Editorial: EOB has dug itself a deeper hole
Thursday, March 18, 2004 | 8:59 a.m.
On Monday the Economic Opportunity Board's executive board met behind closed doors and agreed that the nonprofit anti-poverty agency will seek help from a federal agency so it can fix serious financial problems it's facing. Last week the Sun disclosed that the EOB, the largest nonprofit agency in the Las Vegas Valley, can't account for $2.1 million in federal and state funds out of its annual budget of $60 million. The EOB's financial disarray doesn't end there, because it has fallen behind in making payments to other nonprofit groups.
The EOB, which oversees programs that provide child care, senior day care, job training, health care and drug treatment, likely will have to make cuts to some of these programs to make up the difference. The EOB definitely could use the kind of outside assistance and expertise provided by the U.S. Health and Human Services Department, but as Sun reporter Tim Pratt noted in a Wednesday story, the public doesn't know how the EOB's members view the crisis or how they reached their decision because the EOB's executive board met secretly on Monday.
The EOB receives federal and state funds, both directly using them for its own programs or passing them on to other nonprofit groups, a situation that compels openness. But state Sen.
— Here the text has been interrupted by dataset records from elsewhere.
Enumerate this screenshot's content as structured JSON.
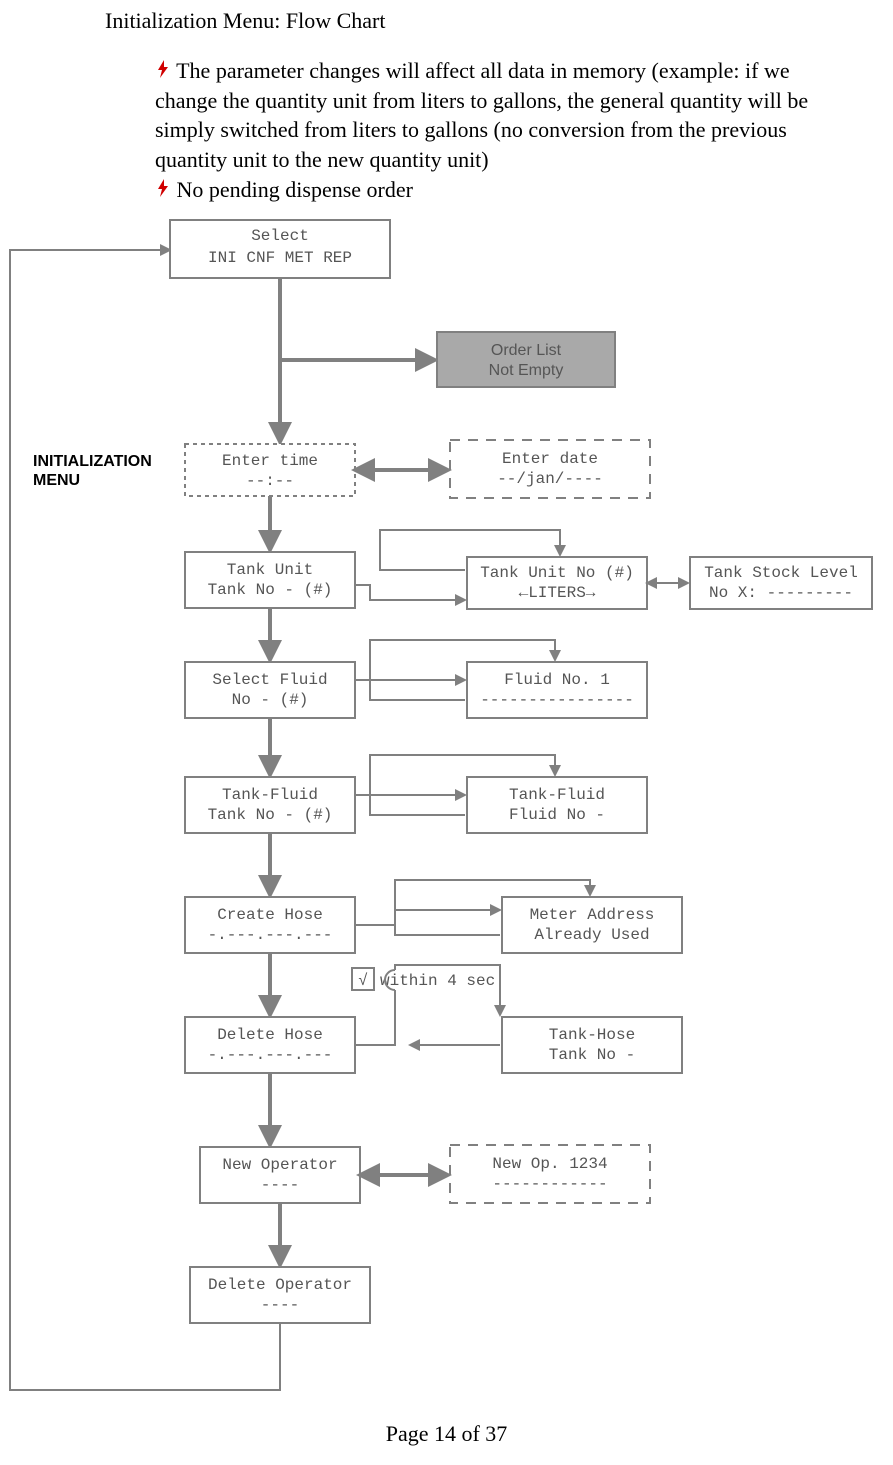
{
  "title": "Initialization Menu: Flow Chart",
  "warning1": "The parameter changes will affect all data in memory (example: if we change the quantity unit from liters to gallons, the general quantity will be simply switched from liters to gallons (no conversion from the previous quantity unit to the new quantity unit)",
  "warning2": "No pending dispense order",
  "sidelabel_l1": "INITIALIZATION",
  "sidelabel_l2": "MENU",
  "footer": "Page 14 of 37",
  "chart_data": {
    "type": "flowchart",
    "nodes": [
      {
        "id": "select",
        "line1": "Select",
        "line2": "INI   CNF   MET   REP",
        "style": "solid"
      },
      {
        "id": "orderlist",
        "line1": "Order List",
        "line2": "Not Empty",
        "style": "filled"
      },
      {
        "id": "entertime",
        "line1": "Enter time",
        "line2": "--:--",
        "style": "dashed-small"
      },
      {
        "id": "enterdate",
        "line1": "Enter date",
        "line2": "--/jan/----",
        "style": "dashed-large"
      },
      {
        "id": "tankunit",
        "line1": "Tank Unit",
        "line2": "Tank No - (#)",
        "style": "solid"
      },
      {
        "id": "tankunitno",
        "line1": "Tank Unit No (#)",
        "line2": "←LITERS→",
        "style": "solid"
      },
      {
        "id": "tankstock",
        "line1": "Tank Stock Level",
        "line2": "No X: ---------",
        "style": "solid"
      },
      {
        "id": "selectfluid",
        "line1": "Select Fluid",
        "line2": "No - (#)",
        "style": "solid"
      },
      {
        "id": "fluidno1",
        "line1": "Fluid No. 1",
        "line2": "----------------",
        "style": "solid"
      },
      {
        "id": "tankfluid",
        "line1": "Tank-Fluid",
        "line2": "Tank No - (#)",
        "style": "solid"
      },
      {
        "id": "tankfluidno",
        "line1": "Tank-Fluid",
        "line2": "Fluid No -",
        "style": "solid"
      },
      {
        "id": "createhose",
        "line1": "Create Hose",
        "line2": "-.---.---.---",
        "style": "solid"
      },
      {
        "id": "meteraddr",
        "line1": "Meter Address",
        "line2": "Already Used",
        "style": "solid"
      },
      {
        "id": "within4",
        "label": "√ within 4 sec.",
        "style": "inline-check"
      },
      {
        "id": "deletehose",
        "line1": "Delete Hose",
        "line2": "-.---.---.---",
        "style": "solid"
      },
      {
        "id": "tankhose",
        "line1": "Tank-Hose",
        "line2": "Tank No -",
        "style": "solid"
      },
      {
        "id": "newop",
        "line1": "New Operator",
        "line2": "----",
        "style": "solid"
      },
      {
        "id": "newop1234",
        "line1": "New Op. 1234",
        "line2": "------------",
        "style": "dashed-large"
      },
      {
        "id": "delop",
        "line1": "Delete Operator",
        "line2": "----",
        "style": "solid"
      }
    ],
    "edges": [
      {
        "from": "select",
        "to": "orderlist"
      },
      {
        "from": "select",
        "to": "entertime"
      },
      {
        "from": "entertime",
        "to": "enterdate",
        "bidir": true
      },
      {
        "from": "entertime",
        "to": "tankunit"
      },
      {
        "from": "tankunit",
        "to": "tankunitno",
        "bidir": true
      },
      {
        "from": "tankunitno",
        "to": "tankstock",
        "bidir": true
      },
      {
        "from": "tankunit",
        "to": "selectfluid"
      },
      {
        "from": "selectfluid",
        "to": "fluidno1",
        "bidir": true
      },
      {
        "from": "selectfluid",
        "to": "tankfluid"
      },
      {
        "from": "tankfluid",
        "to": "tankfluidno",
        "bidir": true
      },
      {
        "from": "tankfluid",
        "to": "createhose"
      },
      {
        "from": "createhose",
        "to": "meteraddr",
        "bidir": true
      },
      {
        "from": "createhose",
        "to": "deletehose"
      },
      {
        "from": "deletehose",
        "to": "tankhose",
        "bidir": true
      },
      {
        "from": "deletehose",
        "to": "newop"
      },
      {
        "from": "newop",
        "to": "newop1234",
        "bidir": true
      },
      {
        "from": "newop",
        "to": "delop"
      },
      {
        "from": "delop",
        "to": "select",
        "note": "loop-back left spine"
      }
    ]
  }
}
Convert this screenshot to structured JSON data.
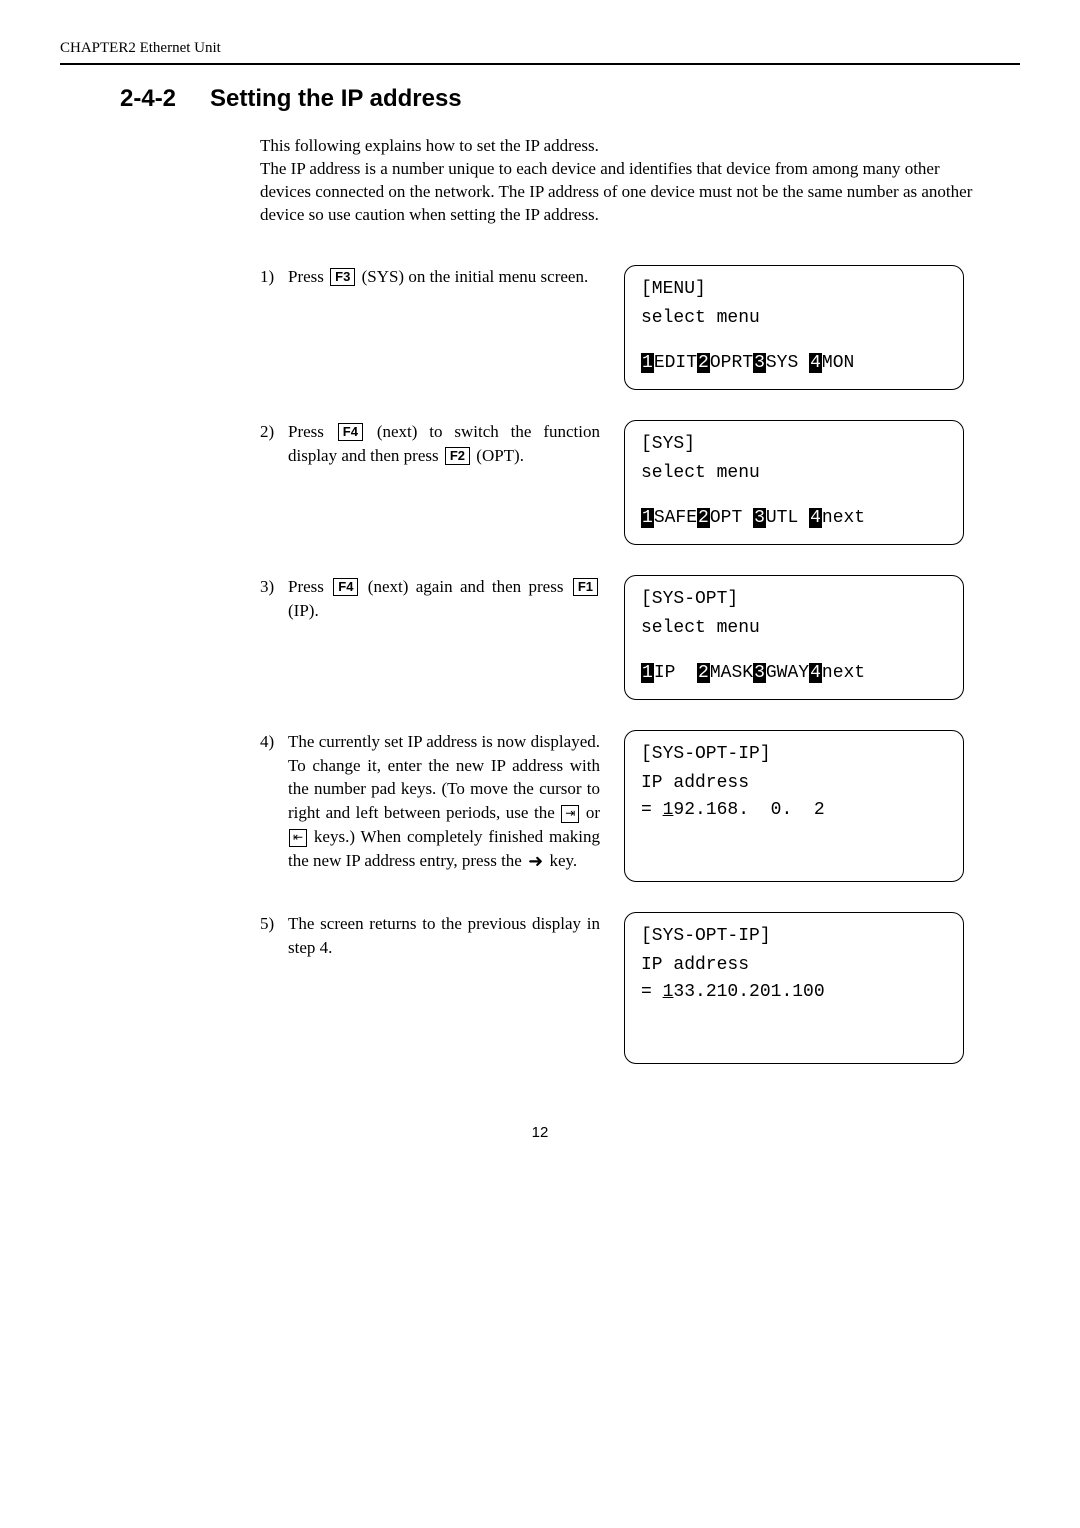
{
  "header": {
    "running": "CHAPTER2  Ethernet Unit"
  },
  "section": {
    "number": "2-4-2",
    "title": "Setting the IP address"
  },
  "intro": {
    "p1": "This following explains how to set the IP address.",
    "p2": "The IP address is a number unique to each device and identifies that device from among many other devices connected on the network. The IP address of one device must not be the same number as another device so use caution when setting the IP address."
  },
  "keys": {
    "F1": "F1",
    "F2": "F2",
    "F3": "F3",
    "F4": "F4"
  },
  "steps": {
    "s1": {
      "num": "1)",
      "pre": "Press ",
      "post": " (SYS) on the initial menu screen."
    },
    "s2": {
      "num": "2)",
      "pre": "Press ",
      "mid": " (next) to switch the function display and then press ",
      "post": " (OPT)."
    },
    "s3": {
      "num": "3)",
      "pre": "Press ",
      "mid": " (next) again and then press ",
      "post": " (IP)."
    },
    "s4": {
      "num": "4)",
      "t1": "The currently set IP address is now displayed. To change it, enter the new IP address with the number pad keys. (To move the cursor to right and left between periods, use the ",
      "or": " or ",
      "t2": " keys.) When completely finished making the new IP address entry, press the ",
      "t3": " key."
    },
    "s5": {
      "num": "5)",
      "text": "The screen returns to the previous display in step 4."
    }
  },
  "screens": {
    "menu": {
      "title": "[MENU]",
      "line1": "select menu",
      "sk": {
        "k1": "1",
        "l1": "EDIT",
        "k2": "2",
        "l2": "OPRT",
        "k3": "3",
        "l3": "SYS ",
        "k4": "4",
        "l4": "MON"
      }
    },
    "sys": {
      "title": "[SYS]",
      "line1": "select menu",
      "sk": {
        "k1": "1",
        "l1": "SAFE",
        "k2": "2",
        "l2": "OPT ",
        "k3": "3",
        "l3": "UTL ",
        "k4": "4",
        "l4": "next"
      }
    },
    "sysopt": {
      "title": "[SYS-OPT]",
      "line1": "select menu",
      "sk": {
        "k1": "1",
        "l1": "IP  ",
        "k2": "2",
        "l2": "MASK",
        "k3": "3",
        "l3": "GWAY",
        "k4": "4",
        "l4": "next"
      }
    },
    "ip1": {
      "title": "[SYS-OPT-IP]",
      "line1": "IP address",
      "eq": "= ",
      "first": "1",
      "rest": "92.168.  0.  2"
    },
    "ip2": {
      "title": "[SYS-OPT-IP]",
      "line1": "IP address",
      "eq": "= ",
      "first": "1",
      "rest": "33.210.201.100"
    }
  },
  "page": "12"
}
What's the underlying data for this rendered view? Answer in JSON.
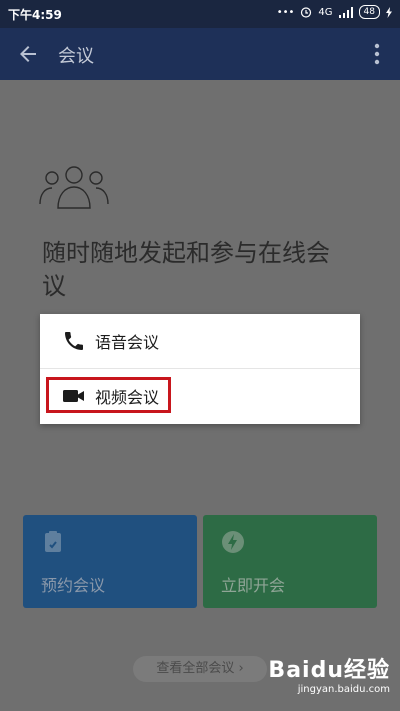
{
  "status_bar": {
    "time": "下午4:59",
    "dots": "•••",
    "network": "4G",
    "battery": "48"
  },
  "app_bar": {
    "title": "会议"
  },
  "hero": {
    "tagline": "随时随地发起和参与在线会议"
  },
  "dialog": {
    "items": [
      {
        "label": "语音会议",
        "icon": "phone-icon"
      },
      {
        "label": "视频会议",
        "icon": "video-camera-icon"
      }
    ]
  },
  "actions": {
    "schedule_label": "预约会议",
    "instant_label": "立即开会"
  },
  "view_all": {
    "label": "查看全部会议 ›"
  },
  "watermark": {
    "brand": "Baidu经验",
    "url": "jingyan.baidu.com"
  },
  "colors": {
    "appbar": "#1e3058",
    "highlight": "#c8161d",
    "schedule": "#20507f",
    "instant": "#2d6b45"
  }
}
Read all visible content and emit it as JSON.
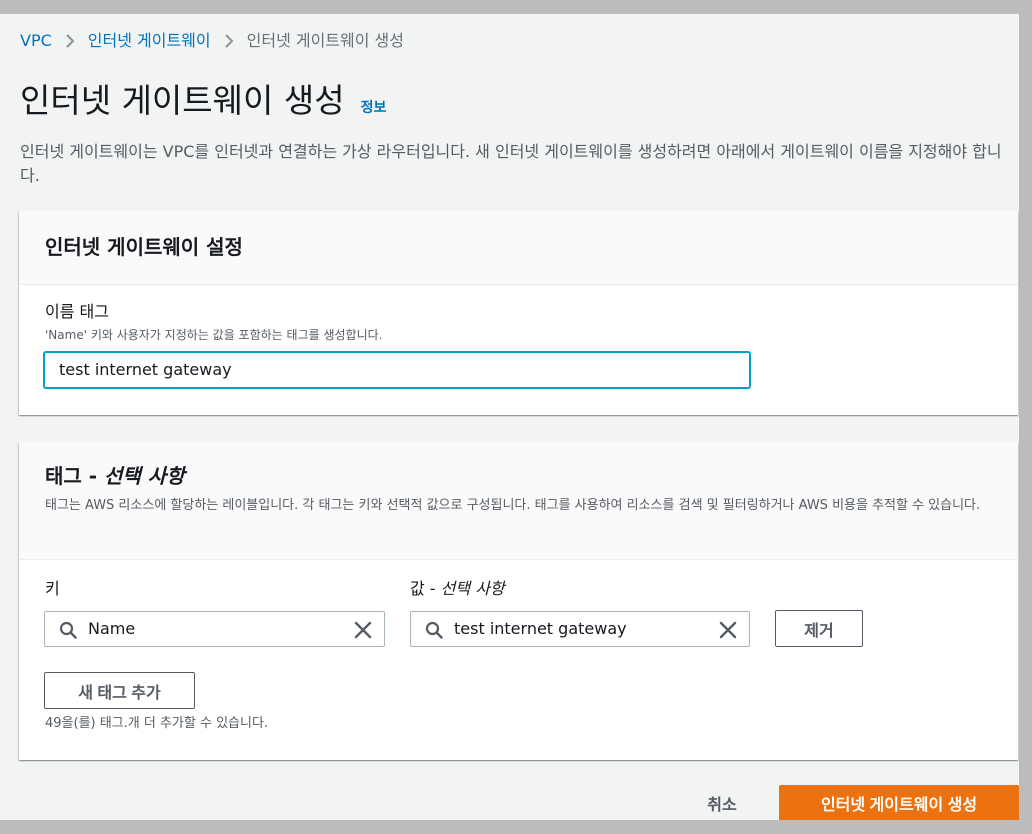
{
  "breadcrumb": {
    "items": [
      "VPC",
      "인터넷 게이트웨이",
      "인터넷 게이트웨이 생성"
    ]
  },
  "header": {
    "title": "인터넷 게이트웨이 생성",
    "info_link": "정보",
    "description": "인터넷 게이트웨이는 VPC를 인터넷과 연결하는 가상 라우터입니다. 새 인터넷 게이트웨이를 생성하려면 아래에서 게이트웨이 이름을 지정해야 합니다."
  },
  "settings": {
    "title": "인터넷 게이트웨이 설정",
    "name_tag_label": "이름 태그",
    "name_tag_description": "'Name' 키와 사용자가 지정하는 값을 포함하는 태그를 생성합니다.",
    "name_tag_value": "test internet gateway"
  },
  "tags": {
    "title_main": "태그 - ",
    "title_optional": "선택 사항",
    "description": "태그는 AWS 리소스에 할당하는 레이블입니다. 각 태그는 키와 선택적 값으로 구성됩니다. 태그를 사용하여 리소스를 검색 및 필터링하거나 AWS 비용을 추적할 수 있습니다.",
    "key_label": "키",
    "value_label_main": "값 - ",
    "value_label_optional": "선택 사항",
    "rows": [
      {
        "key": "Name",
        "value": "test internet gateway",
        "remove_label": "제거"
      }
    ],
    "add_button": "새 태그 추가",
    "limit_note": "49을(를) 태그.개 더 추가할 수 있습니다."
  },
  "actions": {
    "cancel": "취소",
    "submit": "인터넷 게이트웨이 생성"
  },
  "colors": {
    "link": "#0073bb",
    "primary": "#ec7211",
    "focus": "#00a1c9",
    "background": "#f2f3f3"
  },
  "icons": [
    "chevron-right-icon",
    "search-icon",
    "close-icon"
  ]
}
Joe Neal, D-North Las Vegas, one of five elected officials who sit on the EOB's executive board, said that the nonprofit agency isn't covered by the state's open-meeting law. While an attorney general's opinion in 1996 said that the EOB didn't have to abide by the open-meeting law, two subsequent opinions by the attorney general said other nonprofit agencies were covered by the open-meeting law.
It's inexcusable that the EOB, which handles large sums of public money, would resort to meeting in secret when it finds itself in trouble. Even if the EOB's executive board legally could convene behind closed doors, doing so doesn't make it right. The EOB has done a lot of good work in Las Vegas by helping people escape poverty, but a bunker mentality won't help the EOB emerge from this crisis -- it will make a bad situation even worse.